How can anyone be expected to trust company audits when those conducting them are approving huge corporate bonuses while the company heads for the cliff edge?

Unfortunately, these poor quality audits are not isolated cases. During 2020 the Financial Reporting Council (FRC) found that one third of the company audits assessed in its latest review fell short of industry standards, requiring more than ‘limited improvements’ to reach the expected quality. The previous year, the rate of reviewed audits falling below standard was one in four.

Why Unconscious Bias is important:

The common view of accountancy as a purely rational, objective practice is inaccurate, and obscures the ways in which bias can enter the process and skew results.

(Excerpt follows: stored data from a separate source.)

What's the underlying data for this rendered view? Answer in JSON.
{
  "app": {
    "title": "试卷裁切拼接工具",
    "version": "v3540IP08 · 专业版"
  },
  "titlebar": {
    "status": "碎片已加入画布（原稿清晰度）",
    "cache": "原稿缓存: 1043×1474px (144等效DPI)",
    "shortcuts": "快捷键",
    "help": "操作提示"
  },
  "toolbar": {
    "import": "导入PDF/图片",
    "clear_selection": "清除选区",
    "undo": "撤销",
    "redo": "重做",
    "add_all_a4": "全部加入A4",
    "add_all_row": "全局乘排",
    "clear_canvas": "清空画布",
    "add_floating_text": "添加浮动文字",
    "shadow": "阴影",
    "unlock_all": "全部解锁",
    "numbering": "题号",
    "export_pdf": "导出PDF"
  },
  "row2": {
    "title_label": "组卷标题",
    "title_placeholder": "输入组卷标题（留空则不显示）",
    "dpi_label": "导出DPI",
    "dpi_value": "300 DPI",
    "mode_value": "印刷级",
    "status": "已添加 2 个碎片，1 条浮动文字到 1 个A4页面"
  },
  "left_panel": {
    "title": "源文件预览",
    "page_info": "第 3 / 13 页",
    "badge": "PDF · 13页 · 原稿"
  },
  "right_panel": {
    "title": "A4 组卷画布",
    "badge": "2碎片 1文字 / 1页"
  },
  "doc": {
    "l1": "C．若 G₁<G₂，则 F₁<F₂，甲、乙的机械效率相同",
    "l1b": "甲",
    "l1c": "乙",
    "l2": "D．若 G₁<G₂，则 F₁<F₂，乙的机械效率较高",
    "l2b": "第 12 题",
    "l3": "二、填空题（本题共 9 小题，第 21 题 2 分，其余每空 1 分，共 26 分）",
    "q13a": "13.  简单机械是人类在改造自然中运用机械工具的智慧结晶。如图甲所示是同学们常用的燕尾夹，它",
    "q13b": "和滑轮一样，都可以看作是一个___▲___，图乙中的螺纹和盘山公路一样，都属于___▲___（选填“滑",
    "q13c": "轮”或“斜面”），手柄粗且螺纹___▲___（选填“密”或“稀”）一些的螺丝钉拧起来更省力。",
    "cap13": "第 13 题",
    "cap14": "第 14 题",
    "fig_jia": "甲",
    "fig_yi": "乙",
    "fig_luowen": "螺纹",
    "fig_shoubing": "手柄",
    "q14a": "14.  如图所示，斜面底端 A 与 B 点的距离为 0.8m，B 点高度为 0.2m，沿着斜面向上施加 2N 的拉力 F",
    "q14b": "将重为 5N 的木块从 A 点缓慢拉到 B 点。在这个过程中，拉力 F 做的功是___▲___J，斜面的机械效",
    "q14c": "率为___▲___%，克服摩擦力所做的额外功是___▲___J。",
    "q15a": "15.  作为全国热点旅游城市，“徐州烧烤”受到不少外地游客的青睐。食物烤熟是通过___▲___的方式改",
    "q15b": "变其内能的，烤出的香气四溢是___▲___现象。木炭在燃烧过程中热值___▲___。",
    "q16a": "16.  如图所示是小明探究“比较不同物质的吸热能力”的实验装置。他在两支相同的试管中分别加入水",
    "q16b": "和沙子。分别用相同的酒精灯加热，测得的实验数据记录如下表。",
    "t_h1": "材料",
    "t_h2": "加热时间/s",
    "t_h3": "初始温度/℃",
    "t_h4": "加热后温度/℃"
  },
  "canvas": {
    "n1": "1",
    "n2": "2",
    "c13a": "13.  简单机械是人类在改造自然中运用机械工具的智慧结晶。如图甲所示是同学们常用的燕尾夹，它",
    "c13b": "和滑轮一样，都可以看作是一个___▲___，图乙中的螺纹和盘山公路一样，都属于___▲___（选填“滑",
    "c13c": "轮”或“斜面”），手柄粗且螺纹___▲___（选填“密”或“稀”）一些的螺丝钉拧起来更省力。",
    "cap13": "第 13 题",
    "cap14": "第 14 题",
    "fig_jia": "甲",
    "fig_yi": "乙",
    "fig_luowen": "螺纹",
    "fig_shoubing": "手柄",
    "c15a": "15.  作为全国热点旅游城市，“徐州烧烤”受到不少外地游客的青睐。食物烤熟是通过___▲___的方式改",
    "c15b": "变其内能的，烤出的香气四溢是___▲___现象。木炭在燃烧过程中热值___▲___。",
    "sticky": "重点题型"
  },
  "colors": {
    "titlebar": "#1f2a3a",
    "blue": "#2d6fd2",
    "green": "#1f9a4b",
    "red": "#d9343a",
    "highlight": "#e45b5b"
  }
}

As Bazerman, Loewenstein, and Moore wrote in the Harvard Business Review almost twenty years ago, ‘bias thrives wherever there is the possibility of interpreting information in different ways.’ And while many see accounting as solely an objective numbers game, the process of auditing is largely about interpretation. For example, it is up to an auditor to decide whether to identify a particular outgoing as an investment or expense, a decision which influences the overall picture created by the audit.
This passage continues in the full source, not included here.